To verify music in Roblox Flex, the usual route is not a manual “verification” button for random songs. Roblox’s guidance says music should be owned by you or properly licensed, and if your own audio is blocked or needs approval, you generally handle it through Roblox’s publishing and moderation flow rather than by trying to force a checkmark.

What “verified” usually means

In Roblox audio contexts, “verified” can mean different things depending on where you saw it:

  • An audio asset may be approved/usable in an experience.
  • A creator account may be verified for publishing certain audio.
  • A sound may be licensed and therefore allowed in Roblox’s licensed music system.

What to do in practice

  1. Make sure the track is yours or properly licensed.

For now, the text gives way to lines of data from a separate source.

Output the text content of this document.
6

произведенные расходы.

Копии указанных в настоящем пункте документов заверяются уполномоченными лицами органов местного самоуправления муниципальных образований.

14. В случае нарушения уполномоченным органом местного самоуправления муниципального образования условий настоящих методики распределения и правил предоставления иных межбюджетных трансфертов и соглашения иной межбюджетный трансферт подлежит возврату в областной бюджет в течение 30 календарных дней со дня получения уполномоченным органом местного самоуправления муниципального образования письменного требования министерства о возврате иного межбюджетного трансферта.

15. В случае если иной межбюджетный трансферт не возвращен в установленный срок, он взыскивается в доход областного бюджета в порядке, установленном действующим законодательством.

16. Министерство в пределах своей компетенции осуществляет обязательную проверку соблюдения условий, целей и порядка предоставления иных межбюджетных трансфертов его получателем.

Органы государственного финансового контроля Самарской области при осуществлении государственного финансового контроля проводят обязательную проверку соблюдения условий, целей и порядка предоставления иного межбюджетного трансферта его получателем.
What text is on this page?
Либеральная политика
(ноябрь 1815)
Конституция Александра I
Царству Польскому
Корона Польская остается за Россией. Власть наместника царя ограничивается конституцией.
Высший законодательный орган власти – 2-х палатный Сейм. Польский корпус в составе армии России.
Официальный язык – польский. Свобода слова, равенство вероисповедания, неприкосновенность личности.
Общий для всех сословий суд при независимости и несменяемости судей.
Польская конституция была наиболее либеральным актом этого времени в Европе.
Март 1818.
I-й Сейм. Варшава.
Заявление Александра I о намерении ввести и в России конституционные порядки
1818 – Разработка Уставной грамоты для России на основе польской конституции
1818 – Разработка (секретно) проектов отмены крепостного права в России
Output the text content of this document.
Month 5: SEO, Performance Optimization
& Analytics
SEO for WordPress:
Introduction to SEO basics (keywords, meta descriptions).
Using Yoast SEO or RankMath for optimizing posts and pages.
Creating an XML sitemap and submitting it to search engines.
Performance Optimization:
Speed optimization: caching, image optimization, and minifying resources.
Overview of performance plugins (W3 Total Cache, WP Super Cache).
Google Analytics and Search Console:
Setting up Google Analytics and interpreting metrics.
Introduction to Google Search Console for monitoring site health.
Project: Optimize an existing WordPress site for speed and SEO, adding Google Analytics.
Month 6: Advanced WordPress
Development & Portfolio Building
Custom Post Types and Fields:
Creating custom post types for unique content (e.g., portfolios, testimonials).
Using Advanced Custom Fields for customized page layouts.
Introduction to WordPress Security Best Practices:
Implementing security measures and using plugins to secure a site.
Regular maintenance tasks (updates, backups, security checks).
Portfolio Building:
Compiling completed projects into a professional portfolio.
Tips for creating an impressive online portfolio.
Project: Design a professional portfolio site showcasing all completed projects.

Roblox says to replace music you do not own or cannot license.
  1. Upload or use audio through the Roblox publishing flow, then wait for moderation/verification status.
  1. If your own music gets flagged incorrectly, appeal with proof of ownership or contact the relevant rights-clearance process.
  1. If you only want to test whether an ID works in an experience, developers commonly try the audio in Studio or use a tester experience rather than relying on a separate public verification page.

If you meant something else

If “Flex Your Music” is a specific Roblox game or community feature, the exact steps may depend on that game’s own system, because Roblox itself doesn’t provide a universal “verify any song” button. The public Roblox docs and developer discussions mainly point to licensing, account verification, and experience-level audio permissions.

Bottom line

For Roblox music, the safest answer is: use music you own or have licensed, upload it properly, and check whether Roblox approves it for use in your experience.

TL;DR: There usually isn’t a public “verify this music” option for any random track in Roblox; verification depends on ownership, licensing, and Roblox’s approval flow.